1. The only question that arises on this appeal (No. 182 of 1905) is whether the appellant is entitled to piority of payment in respect of the amount due on four instruments being Exhibits 45, 44, 41 and 42. Of these Exhibits 45 and 44 were executed in 1847, 41 in 1848, and 42 in 1868; and the appellant claims the benefit of them. He also claims the benefit of the mortgage created by an instrument Exhibit 43.
2. The lower appellate Court has decided against the appellant relying on Rajmal v. Shivaji. (1902) L.R. R. 27 Bom. 154. But that case really is not applicable as the decision cited by the learned Assistant Judge turned altogether on the fact that it was conceded and had to be conceded in the absence of registration that the document there under consideration did not create a charge.
3. It seems to us therefore that we are in no way concerned with the doctrine which forbids anything that would amount to a clog on the equity of redemption.
4. All we have to consider is whether by these four documents charges were created.
5. Now we start with this that these documents were executed in the mofussil and come within the statement of the Privy Council in Hunooman Persad Panday v. Mussumat Babooee Munraj Koonweree, (1856) 6 Moore's I.A. 411, where it was said that ' Deeds and contracts of the people of India ought to be liberally construed. The form of expression, the literal sense, is not to be so much regarded as the real meaning, of the parties which the transaction discloses.'
6. Exhibits 45,44 and 41 are registered and Exhibit 42, the only unregistered document is security for an amount less than that in respect of which registration is required under the Registration Act. This is not without its significance.
7. From Section 100 of the Transfer of Property Act we learn what a charge is : for, it is there provided ' Where immoveable property of one person is by act of parties made security for the payment of money to another and the transaction does not amount to a mortgage, the latter person is said to have a charge on the property.' The form of words used is immaterial, all we have to be satisfied of is that the documents show an intention that the person in whose favour they were executed should have the benefit of the security of the land.

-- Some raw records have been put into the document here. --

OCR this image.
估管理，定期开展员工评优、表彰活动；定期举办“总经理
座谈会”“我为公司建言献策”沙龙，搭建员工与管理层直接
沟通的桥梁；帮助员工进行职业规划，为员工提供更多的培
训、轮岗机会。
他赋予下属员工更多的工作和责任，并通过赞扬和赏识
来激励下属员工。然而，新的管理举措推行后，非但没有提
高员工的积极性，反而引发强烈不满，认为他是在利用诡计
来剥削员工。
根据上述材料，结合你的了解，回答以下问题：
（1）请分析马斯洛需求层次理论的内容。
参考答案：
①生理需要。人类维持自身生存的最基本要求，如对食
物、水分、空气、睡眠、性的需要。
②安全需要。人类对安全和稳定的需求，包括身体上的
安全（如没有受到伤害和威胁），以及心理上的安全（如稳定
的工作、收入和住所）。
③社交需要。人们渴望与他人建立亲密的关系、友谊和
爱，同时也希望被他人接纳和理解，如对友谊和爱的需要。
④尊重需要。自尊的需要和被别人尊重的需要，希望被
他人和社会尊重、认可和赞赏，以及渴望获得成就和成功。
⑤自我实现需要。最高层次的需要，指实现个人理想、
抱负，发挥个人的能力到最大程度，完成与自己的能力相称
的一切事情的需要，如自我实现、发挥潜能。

8. Approaching these documents in the spirit of what is laid down by the Privy Council, and having regard to all the circumstances of the transaction we feel no doubt that the documents are sufficient and do show an intention to make the land security for the payment of the money mentioned therein, and from that it follows that the documents do create the charge, and we therefore think that the appellant is right in his contention. The plaintiffis entitled to redeem on payment of the amount that will be found due on basis of our decision.